Similarly, for 119 cases of colorectal cancers classified as mismatch repair deficient and lacking DNA repair gene PMS2 expression, Pms2 was deficient in 6 due to mutations in the PMS2 gene, while in 103 cases PMS2 expression was deficient because its pairing partner MLH1 was repressed due to promoter methylation (PMS2 protein is unstable in the absence of MLH1). The other 10 cases of loss of PMS2 expression were likely due to epigenetic overexpression of the microRNA, miR-155, which down-regulates MLH1.

In cancer epigenetics (see section Frequencies of epimutations in DNA repair genes), there is a partial listing of epigenetic deficiencies found in DNA repair genes in sporadic cancers. These include frequencies of between 13–100% of epigenetic defects in genes BRCA1, WRN, FANCB, FANCF, MGMT, MLH1, MSH2, MSH4, ERCC1, XPF, NEIL1 and ATM located in cancers including breast, ovarian, colorectal and head and neck. Two or three epigenetic deficiencies in expression of ERCC1, XPF and/or PMS2 were found to occur simultaneously in the majority of the 49 colon cancers evaluated. Some of these DNA repair deficiencies can be caused by epimutations in microRNAs as summarized in the MicroRNA article section titled miRNA, DNA repair and cancer.

===Lymphomas as a consequence of genome instability===
Cancers usually result from disruption of a tumor repressor or dysregulation of an oncogene.
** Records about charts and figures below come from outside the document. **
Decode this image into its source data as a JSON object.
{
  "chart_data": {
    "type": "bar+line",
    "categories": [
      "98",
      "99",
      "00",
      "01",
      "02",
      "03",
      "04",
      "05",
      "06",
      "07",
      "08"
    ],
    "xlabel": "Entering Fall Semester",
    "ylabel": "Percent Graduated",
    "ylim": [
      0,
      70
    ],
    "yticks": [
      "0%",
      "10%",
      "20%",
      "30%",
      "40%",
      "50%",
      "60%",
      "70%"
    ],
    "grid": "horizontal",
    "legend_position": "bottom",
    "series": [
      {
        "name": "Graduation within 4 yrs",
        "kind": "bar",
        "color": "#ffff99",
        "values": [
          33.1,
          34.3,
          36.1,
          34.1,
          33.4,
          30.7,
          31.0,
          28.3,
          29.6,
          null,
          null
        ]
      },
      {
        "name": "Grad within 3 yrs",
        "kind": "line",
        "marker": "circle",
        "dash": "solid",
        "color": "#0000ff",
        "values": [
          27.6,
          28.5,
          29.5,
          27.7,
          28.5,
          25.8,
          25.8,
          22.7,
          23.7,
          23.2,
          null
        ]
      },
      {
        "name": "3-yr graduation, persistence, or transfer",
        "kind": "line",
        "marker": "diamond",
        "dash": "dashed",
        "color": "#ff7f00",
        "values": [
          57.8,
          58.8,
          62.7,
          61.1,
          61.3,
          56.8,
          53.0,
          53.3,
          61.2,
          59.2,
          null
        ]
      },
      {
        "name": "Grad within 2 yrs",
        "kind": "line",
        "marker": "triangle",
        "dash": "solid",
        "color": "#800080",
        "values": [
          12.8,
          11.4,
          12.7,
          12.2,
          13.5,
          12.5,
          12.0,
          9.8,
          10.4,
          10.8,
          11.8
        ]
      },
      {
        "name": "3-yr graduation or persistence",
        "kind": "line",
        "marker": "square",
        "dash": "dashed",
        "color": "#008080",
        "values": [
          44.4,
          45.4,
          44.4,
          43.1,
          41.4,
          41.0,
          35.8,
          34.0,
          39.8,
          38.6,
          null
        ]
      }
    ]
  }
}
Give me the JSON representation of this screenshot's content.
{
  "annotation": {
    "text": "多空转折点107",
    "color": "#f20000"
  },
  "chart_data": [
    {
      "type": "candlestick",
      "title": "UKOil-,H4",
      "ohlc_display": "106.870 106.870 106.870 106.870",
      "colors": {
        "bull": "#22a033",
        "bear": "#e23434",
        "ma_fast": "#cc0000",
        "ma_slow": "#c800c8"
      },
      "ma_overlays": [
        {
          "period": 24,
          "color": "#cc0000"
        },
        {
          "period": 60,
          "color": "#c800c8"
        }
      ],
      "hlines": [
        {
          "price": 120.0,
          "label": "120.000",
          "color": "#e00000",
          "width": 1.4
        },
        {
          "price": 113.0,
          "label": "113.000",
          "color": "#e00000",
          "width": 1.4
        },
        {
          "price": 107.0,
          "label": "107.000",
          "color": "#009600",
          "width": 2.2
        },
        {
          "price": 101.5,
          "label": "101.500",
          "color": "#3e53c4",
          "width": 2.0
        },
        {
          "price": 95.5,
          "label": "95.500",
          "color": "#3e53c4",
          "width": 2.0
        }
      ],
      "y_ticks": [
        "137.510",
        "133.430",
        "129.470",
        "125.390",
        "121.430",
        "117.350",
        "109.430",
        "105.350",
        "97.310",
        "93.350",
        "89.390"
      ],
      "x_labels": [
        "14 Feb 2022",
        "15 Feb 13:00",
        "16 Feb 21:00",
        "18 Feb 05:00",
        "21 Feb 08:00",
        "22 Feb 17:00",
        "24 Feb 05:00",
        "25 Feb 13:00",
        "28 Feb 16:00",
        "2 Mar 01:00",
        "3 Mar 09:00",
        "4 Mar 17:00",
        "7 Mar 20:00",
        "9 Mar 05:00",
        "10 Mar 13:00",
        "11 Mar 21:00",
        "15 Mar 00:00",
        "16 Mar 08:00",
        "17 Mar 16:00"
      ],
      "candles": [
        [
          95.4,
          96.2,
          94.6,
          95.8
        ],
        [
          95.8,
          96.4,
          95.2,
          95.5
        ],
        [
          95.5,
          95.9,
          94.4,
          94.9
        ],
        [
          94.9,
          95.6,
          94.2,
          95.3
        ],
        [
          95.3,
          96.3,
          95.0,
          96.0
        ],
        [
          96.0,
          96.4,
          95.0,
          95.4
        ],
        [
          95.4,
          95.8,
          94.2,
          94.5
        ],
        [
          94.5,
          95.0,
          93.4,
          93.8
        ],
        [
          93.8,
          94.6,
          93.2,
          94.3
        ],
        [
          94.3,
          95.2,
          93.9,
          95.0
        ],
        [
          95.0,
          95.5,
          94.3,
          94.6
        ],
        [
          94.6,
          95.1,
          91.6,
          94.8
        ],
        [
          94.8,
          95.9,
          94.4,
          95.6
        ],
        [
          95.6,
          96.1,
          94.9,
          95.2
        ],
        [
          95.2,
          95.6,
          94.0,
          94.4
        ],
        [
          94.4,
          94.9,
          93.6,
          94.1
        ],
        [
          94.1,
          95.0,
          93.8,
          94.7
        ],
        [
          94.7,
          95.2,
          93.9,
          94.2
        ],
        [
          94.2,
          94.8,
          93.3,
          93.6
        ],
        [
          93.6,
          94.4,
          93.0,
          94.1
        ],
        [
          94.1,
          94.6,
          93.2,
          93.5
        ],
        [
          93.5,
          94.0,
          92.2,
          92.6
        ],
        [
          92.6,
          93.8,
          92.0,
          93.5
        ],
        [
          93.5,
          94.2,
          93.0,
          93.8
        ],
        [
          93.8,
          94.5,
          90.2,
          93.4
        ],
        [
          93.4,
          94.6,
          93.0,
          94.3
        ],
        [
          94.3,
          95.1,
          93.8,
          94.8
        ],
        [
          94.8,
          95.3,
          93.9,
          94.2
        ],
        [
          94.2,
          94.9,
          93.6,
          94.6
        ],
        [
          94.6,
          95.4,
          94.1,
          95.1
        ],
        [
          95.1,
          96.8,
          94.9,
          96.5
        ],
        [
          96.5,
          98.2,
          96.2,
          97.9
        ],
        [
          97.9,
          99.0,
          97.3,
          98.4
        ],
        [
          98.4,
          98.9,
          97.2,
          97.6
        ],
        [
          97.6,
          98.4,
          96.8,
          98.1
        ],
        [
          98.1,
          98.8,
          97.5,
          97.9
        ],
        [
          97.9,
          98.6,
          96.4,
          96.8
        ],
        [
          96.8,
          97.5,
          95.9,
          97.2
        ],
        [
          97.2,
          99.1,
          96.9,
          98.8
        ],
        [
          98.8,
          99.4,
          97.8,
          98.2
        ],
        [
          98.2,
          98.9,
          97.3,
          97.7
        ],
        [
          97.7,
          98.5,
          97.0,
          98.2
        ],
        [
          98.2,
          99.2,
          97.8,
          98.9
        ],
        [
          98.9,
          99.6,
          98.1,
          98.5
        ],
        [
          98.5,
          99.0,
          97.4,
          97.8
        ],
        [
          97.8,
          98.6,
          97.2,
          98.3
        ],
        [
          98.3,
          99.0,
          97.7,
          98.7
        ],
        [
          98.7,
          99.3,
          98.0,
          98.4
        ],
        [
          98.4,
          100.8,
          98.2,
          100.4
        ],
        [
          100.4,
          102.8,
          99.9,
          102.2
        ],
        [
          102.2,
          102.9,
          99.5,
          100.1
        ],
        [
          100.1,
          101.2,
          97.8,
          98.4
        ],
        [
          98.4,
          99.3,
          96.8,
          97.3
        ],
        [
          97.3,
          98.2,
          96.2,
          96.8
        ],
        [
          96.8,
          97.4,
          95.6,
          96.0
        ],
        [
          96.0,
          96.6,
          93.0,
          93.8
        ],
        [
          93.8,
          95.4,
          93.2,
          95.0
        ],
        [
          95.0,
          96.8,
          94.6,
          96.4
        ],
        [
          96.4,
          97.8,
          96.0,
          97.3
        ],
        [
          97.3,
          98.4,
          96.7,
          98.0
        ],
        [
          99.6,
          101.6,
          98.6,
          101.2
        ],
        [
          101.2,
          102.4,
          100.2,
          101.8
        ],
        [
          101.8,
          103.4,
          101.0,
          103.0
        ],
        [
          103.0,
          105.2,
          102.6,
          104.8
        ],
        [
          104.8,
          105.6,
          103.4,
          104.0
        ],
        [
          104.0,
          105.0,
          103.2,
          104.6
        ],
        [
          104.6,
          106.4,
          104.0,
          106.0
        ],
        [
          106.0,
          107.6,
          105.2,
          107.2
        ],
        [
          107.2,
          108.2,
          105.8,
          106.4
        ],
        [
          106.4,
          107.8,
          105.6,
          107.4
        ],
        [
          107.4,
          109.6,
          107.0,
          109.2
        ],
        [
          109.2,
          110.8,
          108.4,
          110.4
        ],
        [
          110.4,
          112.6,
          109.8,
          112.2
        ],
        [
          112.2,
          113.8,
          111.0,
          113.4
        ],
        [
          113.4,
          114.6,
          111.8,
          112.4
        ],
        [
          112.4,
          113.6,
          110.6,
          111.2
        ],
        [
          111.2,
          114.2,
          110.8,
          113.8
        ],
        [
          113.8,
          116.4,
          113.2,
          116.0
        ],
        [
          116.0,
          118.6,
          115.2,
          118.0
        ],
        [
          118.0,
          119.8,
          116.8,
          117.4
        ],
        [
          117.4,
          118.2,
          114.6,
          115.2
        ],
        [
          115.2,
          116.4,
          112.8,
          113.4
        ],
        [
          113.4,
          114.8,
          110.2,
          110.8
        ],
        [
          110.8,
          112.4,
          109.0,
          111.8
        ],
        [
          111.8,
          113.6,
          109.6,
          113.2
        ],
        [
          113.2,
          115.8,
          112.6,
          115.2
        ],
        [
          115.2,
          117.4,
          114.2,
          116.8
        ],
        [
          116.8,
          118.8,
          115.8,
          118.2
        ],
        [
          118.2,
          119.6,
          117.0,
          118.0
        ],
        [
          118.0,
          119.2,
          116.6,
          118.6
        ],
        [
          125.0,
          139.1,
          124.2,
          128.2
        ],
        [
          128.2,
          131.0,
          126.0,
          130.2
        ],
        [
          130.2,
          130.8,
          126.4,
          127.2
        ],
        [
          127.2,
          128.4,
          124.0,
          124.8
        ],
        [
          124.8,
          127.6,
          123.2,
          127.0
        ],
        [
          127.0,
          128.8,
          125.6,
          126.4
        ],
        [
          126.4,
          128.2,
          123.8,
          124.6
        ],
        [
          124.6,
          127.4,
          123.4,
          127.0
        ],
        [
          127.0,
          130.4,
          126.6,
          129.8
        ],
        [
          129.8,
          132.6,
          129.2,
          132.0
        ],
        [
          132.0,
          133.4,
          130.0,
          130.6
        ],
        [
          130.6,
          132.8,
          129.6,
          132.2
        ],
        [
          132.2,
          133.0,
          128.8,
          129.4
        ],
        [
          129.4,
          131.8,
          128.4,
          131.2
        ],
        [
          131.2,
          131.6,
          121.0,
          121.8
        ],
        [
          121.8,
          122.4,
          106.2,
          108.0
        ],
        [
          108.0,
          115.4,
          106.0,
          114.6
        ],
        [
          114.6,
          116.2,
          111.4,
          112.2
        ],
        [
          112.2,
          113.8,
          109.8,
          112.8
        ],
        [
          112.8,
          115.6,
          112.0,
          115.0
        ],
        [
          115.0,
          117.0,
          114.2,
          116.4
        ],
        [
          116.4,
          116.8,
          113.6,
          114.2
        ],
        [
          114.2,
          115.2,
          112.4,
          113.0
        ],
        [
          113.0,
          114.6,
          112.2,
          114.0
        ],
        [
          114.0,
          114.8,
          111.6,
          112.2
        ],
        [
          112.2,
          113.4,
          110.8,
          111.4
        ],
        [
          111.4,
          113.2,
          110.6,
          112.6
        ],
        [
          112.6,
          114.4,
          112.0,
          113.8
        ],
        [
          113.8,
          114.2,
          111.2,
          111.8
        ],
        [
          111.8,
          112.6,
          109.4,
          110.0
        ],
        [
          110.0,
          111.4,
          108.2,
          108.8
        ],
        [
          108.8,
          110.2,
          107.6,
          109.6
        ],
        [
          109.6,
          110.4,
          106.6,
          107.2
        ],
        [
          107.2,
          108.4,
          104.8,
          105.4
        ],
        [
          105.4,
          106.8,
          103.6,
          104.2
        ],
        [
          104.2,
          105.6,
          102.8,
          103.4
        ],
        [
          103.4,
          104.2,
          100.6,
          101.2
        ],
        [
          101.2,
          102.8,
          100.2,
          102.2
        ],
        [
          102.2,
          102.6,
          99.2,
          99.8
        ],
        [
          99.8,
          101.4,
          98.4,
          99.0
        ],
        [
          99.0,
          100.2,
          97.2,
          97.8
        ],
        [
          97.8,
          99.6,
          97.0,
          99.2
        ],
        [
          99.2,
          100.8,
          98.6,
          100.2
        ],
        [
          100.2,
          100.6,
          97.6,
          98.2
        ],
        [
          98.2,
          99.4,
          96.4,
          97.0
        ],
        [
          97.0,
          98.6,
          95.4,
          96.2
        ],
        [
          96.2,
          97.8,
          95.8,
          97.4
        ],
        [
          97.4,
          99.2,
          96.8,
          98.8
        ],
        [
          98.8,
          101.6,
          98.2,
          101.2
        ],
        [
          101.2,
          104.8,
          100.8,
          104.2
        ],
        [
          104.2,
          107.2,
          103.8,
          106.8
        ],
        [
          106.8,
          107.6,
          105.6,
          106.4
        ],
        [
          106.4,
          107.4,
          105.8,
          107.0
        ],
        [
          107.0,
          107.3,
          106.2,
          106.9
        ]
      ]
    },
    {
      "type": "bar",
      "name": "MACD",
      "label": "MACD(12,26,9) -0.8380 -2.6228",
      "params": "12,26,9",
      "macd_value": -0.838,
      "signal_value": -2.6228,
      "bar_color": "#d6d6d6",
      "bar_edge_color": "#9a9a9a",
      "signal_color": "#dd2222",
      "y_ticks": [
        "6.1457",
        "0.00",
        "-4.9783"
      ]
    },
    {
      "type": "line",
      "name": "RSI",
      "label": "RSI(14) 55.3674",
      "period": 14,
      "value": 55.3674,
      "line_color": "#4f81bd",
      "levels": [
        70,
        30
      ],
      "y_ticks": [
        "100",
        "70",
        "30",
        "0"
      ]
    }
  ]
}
Knowing that B-cells experience DNA breaks during development can give insight to the genome of lymphomas. Many types of lymphoma are caused by chromosomal translocation, which can arise from breaks in DNA, leading to incorrect joining. In Burkitt's lymphoma, c-myc, an oncogene encoding a transcription factor, is translocated to a position after the promoter of the immunoglobulin gene, leading to dysregulation of c-myc transcription. Since immunoglobulins are essential to a lymphocyte and highly expressed to increase detection of antigens, c-myc is then also highly expressed, leading to transcription of its targets, which are involved in cell proliferation. Mantle cell lymphoma is characterized by fusion of cyclin D1 to the immunoglobulin locus. Cyclin D1 inhibits Rb, a tumor suppressor, leading to tumorigenesis. Follicular lymphoma results from the translocation of the immunoglobulin promoter to the Bcl-2 gene, giving rise to high levels of Bcl-2 protein, which inhibits apoptosis. DNA-damaged B-cells no longer undergo apoptosis, leading to further mutations which could affect driver genes, leading to tumorigenesis. The location of translocation in the oncogene shares structural properties of the target regions of AID, suggesting that the oncogene was a potential target of AID, leading to a double-stranded break that was translocated to the immunoglobulin gene locus through NHEJ repair.